许家亮盖屋(5)

许家亮在吴镇似乎消失了。有时顶着一头脏得已经是土黄色的短发,靠在歪墙上晒太阳,伸长着手脚,浑身瘫软着,打着悠长而粗重的呼噜。这不是许家亮的风格。许家亮喜欢串个门,摸个小牌,凑个饭场,闲时到医生毅志的牌场上转悠,举着装满茶水的酱色大塑料杯,不声不响地待在人后面,眼睛随着局势不停地转着。吴镇人从不在意他,但想起来时,刚好就能看见他。

不知啥时候开始,总有人在深夜听见"咚咚"的声音,非常有规律,遥远、沉重,气息急促、短暂,不很明朗,像是从地下很深的地方传上来。一传十,十传百,一时间,吴镇人心惶惶,要大祸临头了。人们趴在地上,想听出声音的来源,它总是在深夜如期而至,等到黎明时分,人声渐起,就消失了。

吴保国带着人,在吴镇大张旗鼓地巡逻,没有发现任何头绪。来回几次走过坑塘,靠在山墙边的许家亮都一动不动,吴保国眼睛就斜了起来。这几个月,他们俩一直没有任何交集。吴保国第二天就把他的五保上了,让老二蛋给他捎信,他可以一个月领一百八十元。许家亮悄无声息的,没有去说声感谢倒也算了,也不在吴镇晃悠了,也不到处吹嘘在北京、镇上的光荣待遇了,悄无声息的,很不正常。负责监督他的老二蛋只汇报说许家亮天天在睡觉。

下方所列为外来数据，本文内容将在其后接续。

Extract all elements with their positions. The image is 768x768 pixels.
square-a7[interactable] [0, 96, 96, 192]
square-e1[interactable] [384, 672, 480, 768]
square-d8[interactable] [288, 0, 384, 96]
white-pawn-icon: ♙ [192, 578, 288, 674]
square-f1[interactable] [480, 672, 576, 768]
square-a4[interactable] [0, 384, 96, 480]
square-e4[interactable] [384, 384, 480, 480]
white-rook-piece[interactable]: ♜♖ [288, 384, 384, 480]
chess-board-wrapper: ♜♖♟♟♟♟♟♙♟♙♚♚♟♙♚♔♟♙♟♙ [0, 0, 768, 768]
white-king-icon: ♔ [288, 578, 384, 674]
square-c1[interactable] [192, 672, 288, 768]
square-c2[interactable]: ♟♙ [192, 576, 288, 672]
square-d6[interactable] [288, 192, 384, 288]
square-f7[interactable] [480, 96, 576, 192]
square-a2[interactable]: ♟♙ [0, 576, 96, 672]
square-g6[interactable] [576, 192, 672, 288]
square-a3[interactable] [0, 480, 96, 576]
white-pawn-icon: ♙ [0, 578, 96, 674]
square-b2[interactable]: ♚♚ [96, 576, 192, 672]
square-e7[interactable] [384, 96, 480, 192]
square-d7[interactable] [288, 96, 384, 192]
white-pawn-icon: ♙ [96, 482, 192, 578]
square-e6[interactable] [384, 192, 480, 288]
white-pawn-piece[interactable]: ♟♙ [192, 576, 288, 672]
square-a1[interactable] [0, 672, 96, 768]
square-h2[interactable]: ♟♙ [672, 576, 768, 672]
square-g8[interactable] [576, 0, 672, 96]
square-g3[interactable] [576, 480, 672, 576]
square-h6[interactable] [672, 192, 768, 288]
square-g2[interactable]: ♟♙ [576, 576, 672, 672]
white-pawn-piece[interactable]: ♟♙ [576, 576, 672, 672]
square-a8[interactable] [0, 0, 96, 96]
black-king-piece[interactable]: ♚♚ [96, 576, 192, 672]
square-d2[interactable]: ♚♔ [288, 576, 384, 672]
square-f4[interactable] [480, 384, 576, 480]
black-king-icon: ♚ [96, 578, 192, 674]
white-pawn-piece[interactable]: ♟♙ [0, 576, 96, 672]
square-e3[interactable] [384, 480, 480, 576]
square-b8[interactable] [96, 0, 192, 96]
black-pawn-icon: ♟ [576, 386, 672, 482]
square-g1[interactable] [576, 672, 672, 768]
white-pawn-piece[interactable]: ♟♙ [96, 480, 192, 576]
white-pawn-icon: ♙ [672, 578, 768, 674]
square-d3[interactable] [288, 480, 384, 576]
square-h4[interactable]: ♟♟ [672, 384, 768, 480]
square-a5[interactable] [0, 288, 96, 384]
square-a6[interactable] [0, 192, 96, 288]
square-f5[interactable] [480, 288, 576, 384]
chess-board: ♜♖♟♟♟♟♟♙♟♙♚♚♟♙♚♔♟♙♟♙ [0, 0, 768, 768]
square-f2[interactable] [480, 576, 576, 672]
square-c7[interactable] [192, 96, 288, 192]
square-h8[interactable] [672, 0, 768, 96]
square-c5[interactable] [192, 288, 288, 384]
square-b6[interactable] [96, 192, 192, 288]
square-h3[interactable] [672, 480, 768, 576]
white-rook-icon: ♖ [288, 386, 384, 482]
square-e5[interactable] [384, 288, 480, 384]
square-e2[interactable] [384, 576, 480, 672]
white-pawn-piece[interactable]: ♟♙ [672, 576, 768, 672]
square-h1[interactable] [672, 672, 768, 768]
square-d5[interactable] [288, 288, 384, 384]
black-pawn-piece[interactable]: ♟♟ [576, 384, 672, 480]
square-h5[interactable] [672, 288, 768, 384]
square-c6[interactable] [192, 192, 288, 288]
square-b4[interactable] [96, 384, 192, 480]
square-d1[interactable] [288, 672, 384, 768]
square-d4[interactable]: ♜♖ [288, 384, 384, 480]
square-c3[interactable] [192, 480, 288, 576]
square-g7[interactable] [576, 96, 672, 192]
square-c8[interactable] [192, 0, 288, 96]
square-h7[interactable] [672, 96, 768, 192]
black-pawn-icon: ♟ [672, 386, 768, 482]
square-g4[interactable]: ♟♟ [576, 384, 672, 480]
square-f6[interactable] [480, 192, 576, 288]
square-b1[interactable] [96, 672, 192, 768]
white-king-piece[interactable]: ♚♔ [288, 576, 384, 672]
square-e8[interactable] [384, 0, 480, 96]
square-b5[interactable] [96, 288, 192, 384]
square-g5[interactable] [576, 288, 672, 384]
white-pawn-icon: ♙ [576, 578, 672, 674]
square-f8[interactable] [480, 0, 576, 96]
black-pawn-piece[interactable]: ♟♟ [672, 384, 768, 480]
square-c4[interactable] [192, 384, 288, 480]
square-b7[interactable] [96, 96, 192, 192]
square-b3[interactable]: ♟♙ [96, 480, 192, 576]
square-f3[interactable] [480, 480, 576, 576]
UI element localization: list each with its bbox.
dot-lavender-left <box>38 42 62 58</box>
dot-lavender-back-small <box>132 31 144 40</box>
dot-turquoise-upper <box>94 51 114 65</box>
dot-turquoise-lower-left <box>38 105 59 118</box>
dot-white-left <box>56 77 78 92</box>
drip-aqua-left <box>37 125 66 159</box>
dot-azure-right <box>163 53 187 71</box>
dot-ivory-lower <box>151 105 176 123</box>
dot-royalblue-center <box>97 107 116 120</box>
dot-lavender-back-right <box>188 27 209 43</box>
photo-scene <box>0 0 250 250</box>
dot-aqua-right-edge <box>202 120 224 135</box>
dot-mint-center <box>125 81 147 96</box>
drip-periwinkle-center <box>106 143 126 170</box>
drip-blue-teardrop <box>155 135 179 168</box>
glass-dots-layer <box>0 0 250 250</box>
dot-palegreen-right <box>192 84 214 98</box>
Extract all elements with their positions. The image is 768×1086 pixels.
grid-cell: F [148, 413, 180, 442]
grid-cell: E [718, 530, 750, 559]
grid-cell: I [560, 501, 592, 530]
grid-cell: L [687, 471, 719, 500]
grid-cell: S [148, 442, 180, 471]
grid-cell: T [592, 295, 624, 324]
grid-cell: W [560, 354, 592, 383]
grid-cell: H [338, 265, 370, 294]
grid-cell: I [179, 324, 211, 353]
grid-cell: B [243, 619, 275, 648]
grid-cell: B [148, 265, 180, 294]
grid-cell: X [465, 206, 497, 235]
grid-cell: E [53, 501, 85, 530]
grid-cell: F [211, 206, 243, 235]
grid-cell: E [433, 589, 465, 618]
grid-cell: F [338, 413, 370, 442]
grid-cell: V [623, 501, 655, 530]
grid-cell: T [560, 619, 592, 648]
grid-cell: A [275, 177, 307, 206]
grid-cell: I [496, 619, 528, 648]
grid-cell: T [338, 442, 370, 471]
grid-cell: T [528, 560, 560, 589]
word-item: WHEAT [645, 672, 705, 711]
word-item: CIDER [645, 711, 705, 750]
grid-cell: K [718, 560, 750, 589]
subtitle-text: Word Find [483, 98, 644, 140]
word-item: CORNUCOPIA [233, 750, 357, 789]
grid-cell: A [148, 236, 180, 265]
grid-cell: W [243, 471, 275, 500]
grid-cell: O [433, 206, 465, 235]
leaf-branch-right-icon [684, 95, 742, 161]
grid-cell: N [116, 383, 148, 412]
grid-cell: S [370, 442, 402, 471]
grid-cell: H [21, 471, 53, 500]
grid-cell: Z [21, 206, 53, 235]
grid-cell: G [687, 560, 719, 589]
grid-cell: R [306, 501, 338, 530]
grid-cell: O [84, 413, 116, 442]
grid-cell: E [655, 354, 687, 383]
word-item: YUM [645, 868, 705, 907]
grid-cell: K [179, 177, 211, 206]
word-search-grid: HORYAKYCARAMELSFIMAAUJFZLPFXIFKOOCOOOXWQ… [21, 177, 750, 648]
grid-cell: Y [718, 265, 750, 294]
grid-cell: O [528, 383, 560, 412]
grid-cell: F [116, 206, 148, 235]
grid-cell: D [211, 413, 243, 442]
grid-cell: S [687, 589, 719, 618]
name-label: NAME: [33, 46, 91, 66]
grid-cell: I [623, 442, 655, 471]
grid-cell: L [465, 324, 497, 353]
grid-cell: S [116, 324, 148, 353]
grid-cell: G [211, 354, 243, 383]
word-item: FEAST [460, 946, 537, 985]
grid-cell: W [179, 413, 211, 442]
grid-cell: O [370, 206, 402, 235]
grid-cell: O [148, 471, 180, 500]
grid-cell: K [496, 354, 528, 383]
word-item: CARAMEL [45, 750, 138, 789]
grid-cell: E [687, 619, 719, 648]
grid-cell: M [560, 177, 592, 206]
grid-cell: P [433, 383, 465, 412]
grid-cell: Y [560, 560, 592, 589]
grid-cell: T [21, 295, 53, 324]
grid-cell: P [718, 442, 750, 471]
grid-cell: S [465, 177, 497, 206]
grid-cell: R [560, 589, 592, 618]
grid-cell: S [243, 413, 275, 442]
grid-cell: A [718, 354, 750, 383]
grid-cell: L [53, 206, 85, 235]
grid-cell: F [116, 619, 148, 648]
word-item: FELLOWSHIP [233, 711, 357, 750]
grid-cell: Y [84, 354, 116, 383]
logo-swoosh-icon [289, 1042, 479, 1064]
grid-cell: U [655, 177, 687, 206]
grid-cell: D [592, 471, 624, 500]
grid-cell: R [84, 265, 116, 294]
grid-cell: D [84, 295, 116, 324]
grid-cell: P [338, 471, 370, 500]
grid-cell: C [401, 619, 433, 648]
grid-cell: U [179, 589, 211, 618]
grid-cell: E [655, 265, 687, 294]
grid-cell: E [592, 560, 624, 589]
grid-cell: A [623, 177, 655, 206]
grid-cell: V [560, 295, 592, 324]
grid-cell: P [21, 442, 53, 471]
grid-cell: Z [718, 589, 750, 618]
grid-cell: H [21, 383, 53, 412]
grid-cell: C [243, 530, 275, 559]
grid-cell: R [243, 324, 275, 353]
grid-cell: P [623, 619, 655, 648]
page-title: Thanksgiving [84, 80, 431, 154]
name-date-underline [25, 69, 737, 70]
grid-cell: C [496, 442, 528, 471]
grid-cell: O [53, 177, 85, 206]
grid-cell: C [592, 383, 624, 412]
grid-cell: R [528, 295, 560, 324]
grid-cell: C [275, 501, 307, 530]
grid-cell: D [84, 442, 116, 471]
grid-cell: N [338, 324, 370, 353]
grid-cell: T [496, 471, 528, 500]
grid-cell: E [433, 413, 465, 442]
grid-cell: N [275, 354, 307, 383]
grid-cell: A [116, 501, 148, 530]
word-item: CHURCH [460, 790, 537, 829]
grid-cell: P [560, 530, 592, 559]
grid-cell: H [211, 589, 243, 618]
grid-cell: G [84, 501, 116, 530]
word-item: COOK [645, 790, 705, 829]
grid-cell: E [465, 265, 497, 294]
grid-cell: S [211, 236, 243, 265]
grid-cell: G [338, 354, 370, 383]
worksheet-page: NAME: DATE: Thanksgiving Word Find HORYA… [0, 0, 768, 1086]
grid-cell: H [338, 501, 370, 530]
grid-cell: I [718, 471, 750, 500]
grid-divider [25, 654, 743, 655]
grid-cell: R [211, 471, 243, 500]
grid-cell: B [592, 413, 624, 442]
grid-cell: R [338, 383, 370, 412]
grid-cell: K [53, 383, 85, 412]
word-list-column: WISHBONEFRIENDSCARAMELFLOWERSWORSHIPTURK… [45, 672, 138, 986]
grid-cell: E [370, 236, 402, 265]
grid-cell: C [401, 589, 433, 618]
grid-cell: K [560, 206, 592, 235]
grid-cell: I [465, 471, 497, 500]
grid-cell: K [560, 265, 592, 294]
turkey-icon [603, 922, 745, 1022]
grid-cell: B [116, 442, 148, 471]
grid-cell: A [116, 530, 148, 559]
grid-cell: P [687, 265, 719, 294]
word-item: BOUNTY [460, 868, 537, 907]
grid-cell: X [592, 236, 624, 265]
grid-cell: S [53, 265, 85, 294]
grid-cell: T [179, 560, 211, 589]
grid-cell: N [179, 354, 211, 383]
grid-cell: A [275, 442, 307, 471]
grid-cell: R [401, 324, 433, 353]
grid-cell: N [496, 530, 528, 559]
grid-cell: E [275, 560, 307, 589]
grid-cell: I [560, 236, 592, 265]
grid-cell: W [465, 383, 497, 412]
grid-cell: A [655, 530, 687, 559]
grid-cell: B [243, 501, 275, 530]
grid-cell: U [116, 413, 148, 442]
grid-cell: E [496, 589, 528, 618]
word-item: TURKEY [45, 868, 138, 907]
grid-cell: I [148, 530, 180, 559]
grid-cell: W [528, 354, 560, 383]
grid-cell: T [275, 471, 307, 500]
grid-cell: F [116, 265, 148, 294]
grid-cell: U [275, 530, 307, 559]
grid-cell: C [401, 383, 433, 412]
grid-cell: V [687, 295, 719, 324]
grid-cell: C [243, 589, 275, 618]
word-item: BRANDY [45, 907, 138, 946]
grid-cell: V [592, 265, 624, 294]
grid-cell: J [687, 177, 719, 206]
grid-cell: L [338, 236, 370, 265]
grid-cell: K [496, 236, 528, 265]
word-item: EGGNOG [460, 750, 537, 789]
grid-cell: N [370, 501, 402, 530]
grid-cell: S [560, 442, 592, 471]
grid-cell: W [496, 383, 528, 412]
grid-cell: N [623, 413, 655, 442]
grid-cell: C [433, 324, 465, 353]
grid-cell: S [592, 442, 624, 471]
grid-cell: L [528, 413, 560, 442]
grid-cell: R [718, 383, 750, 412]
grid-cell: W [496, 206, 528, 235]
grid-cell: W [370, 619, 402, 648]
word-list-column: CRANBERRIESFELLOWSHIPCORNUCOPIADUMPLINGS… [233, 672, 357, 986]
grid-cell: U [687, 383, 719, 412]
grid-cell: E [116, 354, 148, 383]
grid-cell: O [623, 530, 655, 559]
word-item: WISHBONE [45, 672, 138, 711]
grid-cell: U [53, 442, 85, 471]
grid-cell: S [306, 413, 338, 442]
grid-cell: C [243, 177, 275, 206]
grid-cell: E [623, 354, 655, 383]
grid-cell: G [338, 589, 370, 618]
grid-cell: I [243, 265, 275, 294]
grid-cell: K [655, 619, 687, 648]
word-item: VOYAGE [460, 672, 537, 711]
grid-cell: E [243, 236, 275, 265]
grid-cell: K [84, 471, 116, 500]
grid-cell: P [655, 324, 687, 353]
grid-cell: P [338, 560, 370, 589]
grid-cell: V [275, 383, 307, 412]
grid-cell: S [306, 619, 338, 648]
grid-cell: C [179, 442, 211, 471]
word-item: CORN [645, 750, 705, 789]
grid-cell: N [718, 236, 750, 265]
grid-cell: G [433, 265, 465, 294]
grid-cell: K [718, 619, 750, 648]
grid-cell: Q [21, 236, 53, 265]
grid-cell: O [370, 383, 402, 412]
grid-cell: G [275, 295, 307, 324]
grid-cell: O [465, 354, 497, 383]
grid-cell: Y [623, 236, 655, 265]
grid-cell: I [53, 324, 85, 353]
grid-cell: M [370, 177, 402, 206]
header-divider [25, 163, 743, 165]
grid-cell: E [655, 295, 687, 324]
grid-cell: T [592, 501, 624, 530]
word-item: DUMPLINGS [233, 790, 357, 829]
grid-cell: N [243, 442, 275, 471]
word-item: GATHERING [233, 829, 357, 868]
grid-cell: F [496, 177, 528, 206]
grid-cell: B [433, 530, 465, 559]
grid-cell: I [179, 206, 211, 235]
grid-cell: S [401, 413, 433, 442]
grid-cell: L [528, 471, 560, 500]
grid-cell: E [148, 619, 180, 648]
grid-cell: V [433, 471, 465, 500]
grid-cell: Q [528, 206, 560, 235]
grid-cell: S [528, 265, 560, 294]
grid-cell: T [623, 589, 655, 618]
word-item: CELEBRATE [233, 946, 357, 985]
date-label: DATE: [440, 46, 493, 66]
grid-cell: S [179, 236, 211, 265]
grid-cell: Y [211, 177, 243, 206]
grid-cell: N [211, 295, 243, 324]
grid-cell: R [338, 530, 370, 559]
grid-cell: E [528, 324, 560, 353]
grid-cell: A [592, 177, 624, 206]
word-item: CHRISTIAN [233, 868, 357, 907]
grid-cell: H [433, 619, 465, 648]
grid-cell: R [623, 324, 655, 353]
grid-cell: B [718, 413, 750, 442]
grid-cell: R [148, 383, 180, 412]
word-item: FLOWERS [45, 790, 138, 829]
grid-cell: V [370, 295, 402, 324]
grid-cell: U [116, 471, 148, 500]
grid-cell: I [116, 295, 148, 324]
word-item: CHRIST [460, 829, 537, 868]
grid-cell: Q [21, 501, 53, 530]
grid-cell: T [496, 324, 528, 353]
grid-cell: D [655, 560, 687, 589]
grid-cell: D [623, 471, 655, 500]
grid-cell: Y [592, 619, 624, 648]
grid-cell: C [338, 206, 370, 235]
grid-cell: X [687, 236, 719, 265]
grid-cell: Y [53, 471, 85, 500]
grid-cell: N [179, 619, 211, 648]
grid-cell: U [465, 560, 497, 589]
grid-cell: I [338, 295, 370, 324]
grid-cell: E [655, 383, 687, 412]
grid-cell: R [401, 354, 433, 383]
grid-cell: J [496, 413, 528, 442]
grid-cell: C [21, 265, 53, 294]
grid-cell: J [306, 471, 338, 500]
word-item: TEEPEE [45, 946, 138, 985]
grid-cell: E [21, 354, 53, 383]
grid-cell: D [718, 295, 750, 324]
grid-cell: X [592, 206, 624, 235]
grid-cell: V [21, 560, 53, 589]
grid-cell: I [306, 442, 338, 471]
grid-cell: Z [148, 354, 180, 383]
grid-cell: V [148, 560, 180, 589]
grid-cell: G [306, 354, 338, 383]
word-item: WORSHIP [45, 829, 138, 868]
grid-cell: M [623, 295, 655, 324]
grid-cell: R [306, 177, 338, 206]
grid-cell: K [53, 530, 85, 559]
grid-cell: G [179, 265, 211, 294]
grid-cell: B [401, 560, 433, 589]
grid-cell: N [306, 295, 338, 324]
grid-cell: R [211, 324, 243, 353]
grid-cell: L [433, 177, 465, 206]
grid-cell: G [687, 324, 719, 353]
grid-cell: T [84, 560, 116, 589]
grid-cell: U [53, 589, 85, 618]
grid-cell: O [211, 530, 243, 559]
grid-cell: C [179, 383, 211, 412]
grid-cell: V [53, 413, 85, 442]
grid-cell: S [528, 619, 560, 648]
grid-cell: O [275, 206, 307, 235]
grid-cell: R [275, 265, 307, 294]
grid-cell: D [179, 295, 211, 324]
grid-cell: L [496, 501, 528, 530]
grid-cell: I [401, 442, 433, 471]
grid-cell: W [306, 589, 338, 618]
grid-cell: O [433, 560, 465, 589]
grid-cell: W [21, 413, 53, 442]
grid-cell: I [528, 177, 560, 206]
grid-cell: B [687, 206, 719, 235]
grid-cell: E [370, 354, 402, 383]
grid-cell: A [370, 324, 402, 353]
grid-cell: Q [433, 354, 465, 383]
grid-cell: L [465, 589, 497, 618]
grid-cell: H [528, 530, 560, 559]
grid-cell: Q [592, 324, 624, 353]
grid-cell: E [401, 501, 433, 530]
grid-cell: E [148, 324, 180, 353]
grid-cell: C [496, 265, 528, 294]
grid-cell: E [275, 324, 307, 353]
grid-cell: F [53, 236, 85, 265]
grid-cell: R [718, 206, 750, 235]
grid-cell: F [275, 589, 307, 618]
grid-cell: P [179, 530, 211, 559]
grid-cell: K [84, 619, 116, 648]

吴保国忽然有点头皮发麻。

老二蛋在一旁看到吴保国的脸变了颜色,跑到坡上去,踢许家亮几下。许家亮揉揉眼睛,发现黑塔似的吴保国站在面前,眼睛里掠过一丝惊慌,下意识地把身体向前挡了一下,似乎想挡住吴保国的去路。

隐约的光从许家亮小屋那腐朽破烂、四处漏风的门里射出来,吴保国几个大步走过去,开门,弯头缩腰,进了屋。"哗"地一下,一柱柱光芒罩住了吴保国,金色的,灿灿的,丝丝缕缕的灰尘在光柱中缓慢轻移。吴保国被照得一阵眩晕,一个踉跄撞倒了门口的案板,案板上的刀、碗、筷,哗啦啦地掉了下来。从案板到后墙,至多五步,吴保国一把撑住前墙,定睛看金光灿灿的后墙。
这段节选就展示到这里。